Literature DB >> 22837643

Simple f test reveals gene-gene interactions in case-control studies.

Guanjie Chen¹, Ao Yuan, Jie Zhou, Amy R Bentley, Adebowale Adeyemo, Charles N Rotimi.

Abstract

Missing heritability is still a challenge for Genome Wide Association Studies (GWAS). Gene-gene interactions may partially explain this residual genetic influence and contribute broadly to complex disease. To analyze the gene-gene interactions in case-control studies of complex disease, we propose a simple, non-parametric method that utilizes the F-statistic. This approach consists of three steps. First, we examine the joint distribution of a pair of SNPs in cases and controls separately. Second, an F-test is used to evaluate the ratio of dependence in cases to that of controls. Finally, results are adjusted for multiple tests.
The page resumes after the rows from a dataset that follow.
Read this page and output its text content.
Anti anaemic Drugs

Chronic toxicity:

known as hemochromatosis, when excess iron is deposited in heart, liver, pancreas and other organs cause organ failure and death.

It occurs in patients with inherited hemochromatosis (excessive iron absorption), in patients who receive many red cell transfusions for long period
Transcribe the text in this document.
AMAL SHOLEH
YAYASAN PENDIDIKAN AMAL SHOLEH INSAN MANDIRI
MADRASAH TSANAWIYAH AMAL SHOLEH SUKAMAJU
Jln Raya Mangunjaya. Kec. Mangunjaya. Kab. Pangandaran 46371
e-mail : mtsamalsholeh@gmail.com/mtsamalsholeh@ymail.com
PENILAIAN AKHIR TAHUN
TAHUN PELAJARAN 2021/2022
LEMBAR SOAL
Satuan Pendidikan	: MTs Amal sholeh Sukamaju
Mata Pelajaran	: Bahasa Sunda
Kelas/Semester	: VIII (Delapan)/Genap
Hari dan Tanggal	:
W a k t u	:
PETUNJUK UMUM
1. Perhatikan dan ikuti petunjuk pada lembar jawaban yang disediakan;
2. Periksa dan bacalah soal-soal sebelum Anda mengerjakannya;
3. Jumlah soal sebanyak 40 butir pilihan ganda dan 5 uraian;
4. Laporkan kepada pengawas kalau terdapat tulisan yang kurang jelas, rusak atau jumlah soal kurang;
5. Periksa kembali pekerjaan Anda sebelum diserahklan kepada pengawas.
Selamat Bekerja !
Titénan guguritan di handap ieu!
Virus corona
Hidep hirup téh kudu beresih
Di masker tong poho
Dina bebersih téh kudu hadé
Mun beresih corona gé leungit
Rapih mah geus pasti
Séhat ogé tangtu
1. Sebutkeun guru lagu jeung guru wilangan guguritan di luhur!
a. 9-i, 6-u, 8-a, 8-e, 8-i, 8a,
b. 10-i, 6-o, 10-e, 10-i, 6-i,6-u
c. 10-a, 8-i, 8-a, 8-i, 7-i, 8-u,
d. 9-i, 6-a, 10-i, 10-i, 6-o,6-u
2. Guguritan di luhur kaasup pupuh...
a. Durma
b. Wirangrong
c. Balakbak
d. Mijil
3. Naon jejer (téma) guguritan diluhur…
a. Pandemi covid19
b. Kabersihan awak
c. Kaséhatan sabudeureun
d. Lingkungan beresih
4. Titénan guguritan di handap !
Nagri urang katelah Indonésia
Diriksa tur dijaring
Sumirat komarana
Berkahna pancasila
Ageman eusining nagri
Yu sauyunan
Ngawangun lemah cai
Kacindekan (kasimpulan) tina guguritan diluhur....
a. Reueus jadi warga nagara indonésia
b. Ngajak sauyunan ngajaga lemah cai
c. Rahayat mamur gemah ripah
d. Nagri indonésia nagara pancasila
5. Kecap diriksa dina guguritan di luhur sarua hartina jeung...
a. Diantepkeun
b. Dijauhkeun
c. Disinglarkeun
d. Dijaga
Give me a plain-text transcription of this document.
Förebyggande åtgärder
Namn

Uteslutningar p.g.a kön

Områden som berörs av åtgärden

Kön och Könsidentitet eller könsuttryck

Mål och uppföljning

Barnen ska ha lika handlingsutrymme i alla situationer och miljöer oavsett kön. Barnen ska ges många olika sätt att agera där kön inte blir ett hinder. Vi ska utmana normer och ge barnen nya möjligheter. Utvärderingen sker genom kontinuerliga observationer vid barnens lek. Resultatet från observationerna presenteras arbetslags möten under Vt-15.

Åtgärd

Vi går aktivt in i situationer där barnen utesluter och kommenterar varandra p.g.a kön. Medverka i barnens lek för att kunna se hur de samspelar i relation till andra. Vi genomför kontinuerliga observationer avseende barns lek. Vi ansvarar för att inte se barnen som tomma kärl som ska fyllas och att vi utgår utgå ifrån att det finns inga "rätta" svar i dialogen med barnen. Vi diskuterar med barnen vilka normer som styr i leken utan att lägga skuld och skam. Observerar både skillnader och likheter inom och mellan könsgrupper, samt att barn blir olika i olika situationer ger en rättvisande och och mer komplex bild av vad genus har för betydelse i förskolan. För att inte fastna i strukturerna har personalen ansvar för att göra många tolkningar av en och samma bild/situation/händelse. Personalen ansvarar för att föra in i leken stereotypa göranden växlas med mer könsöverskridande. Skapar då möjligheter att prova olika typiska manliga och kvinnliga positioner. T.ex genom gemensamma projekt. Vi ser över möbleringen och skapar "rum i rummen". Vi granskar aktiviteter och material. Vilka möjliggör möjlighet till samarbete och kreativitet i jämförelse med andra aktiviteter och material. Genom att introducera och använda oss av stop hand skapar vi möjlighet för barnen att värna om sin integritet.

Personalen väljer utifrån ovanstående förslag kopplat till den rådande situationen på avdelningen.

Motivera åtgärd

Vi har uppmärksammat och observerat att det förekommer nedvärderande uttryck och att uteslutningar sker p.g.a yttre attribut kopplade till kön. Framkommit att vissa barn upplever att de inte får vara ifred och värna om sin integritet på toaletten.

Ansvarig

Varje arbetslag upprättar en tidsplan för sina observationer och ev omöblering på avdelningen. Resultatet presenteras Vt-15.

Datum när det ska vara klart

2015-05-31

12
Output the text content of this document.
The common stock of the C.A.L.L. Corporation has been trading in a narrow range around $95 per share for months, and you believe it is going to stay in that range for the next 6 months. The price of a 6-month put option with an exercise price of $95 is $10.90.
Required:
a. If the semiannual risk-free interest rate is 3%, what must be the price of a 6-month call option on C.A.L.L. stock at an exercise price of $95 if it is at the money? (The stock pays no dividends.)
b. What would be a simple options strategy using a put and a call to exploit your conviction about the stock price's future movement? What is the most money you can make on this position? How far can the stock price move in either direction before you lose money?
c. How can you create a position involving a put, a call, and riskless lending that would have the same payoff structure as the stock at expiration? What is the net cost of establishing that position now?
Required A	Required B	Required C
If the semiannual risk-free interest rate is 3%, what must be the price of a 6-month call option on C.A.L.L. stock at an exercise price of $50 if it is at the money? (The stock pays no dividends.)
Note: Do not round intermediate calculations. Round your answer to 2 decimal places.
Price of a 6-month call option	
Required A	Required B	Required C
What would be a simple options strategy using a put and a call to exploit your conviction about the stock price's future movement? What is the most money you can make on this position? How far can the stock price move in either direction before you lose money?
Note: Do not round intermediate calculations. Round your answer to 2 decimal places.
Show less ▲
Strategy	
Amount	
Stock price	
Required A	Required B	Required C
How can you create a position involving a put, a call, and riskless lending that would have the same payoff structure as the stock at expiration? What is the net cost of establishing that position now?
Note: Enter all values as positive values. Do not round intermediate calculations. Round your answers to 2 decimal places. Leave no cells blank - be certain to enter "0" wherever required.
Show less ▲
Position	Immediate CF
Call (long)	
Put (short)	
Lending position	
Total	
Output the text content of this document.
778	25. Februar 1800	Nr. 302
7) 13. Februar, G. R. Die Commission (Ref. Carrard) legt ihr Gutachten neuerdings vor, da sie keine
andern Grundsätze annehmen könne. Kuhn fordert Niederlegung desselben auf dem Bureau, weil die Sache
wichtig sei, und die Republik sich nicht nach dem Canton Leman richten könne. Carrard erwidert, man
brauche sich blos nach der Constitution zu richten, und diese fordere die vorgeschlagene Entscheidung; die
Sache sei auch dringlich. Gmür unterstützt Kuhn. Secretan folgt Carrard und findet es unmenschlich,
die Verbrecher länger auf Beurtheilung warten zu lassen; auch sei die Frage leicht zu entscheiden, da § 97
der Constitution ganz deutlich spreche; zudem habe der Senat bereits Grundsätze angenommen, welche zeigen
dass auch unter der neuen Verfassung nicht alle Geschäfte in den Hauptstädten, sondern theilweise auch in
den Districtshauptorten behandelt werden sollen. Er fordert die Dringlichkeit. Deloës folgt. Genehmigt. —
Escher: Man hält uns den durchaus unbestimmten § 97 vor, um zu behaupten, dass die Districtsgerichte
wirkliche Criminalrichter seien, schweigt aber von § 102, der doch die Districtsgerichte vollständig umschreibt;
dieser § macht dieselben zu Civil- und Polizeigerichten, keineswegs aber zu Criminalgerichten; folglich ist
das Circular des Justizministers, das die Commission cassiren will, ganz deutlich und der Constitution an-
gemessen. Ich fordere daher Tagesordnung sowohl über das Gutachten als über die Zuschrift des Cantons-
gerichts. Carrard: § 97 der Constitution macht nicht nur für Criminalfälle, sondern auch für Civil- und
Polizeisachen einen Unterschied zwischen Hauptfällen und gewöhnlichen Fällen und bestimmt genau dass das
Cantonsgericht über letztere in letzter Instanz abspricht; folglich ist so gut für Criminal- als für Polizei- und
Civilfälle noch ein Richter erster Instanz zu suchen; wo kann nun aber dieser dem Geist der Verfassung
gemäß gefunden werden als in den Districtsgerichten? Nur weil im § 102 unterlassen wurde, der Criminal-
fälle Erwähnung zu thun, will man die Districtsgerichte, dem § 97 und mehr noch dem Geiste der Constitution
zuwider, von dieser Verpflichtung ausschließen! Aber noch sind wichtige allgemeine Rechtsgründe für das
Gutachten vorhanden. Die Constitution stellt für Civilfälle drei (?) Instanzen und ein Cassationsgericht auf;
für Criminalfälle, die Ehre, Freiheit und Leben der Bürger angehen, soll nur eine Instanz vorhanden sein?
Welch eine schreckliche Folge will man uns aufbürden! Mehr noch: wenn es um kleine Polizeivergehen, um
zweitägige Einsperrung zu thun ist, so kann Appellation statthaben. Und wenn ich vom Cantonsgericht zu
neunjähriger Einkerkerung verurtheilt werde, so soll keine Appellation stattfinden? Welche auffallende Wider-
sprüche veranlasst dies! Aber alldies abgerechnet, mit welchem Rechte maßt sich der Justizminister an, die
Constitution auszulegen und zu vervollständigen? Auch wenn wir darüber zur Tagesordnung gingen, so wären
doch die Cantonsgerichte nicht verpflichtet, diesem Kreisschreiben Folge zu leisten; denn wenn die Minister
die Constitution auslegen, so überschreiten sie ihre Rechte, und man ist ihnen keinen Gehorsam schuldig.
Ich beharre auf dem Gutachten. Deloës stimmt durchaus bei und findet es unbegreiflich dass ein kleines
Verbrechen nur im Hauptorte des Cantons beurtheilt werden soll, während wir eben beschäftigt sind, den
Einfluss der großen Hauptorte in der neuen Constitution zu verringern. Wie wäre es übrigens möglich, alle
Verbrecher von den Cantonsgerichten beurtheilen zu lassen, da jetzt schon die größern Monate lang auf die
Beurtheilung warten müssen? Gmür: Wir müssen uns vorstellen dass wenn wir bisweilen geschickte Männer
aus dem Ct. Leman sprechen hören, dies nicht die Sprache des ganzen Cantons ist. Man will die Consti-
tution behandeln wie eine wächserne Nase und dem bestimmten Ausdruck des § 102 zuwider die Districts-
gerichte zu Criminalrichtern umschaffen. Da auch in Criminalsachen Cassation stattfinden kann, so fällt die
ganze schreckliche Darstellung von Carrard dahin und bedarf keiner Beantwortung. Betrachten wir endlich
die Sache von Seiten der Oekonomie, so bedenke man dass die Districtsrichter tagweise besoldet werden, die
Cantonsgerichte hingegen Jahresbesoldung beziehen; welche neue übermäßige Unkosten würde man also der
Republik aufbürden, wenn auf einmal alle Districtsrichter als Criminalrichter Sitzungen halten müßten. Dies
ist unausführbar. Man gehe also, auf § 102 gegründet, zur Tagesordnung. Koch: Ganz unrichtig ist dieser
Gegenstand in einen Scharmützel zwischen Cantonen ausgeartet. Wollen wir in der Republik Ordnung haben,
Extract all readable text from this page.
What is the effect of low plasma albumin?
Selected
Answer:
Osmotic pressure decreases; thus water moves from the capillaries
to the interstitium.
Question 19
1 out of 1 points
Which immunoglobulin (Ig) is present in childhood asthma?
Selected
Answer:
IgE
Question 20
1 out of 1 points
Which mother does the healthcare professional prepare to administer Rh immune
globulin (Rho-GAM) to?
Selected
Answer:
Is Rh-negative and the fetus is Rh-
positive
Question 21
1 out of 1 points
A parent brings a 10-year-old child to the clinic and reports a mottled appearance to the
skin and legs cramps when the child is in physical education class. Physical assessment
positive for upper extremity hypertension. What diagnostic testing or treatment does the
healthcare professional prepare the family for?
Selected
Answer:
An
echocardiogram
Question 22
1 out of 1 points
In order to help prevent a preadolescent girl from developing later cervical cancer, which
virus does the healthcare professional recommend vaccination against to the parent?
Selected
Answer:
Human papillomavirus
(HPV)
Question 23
This method was used to evaluate gene-gene interactions that are associated with risk of Type 2 Diabetes among African Americans in the Howard University Family Study. We identified 18 gene-gene interactions (P < 0.0001). Compared with the commonly-used logistical regression method, we demonstrate that the F-ratio test is an efficient approach to measuring gene-gene interactions, especially for studies with limited sample size.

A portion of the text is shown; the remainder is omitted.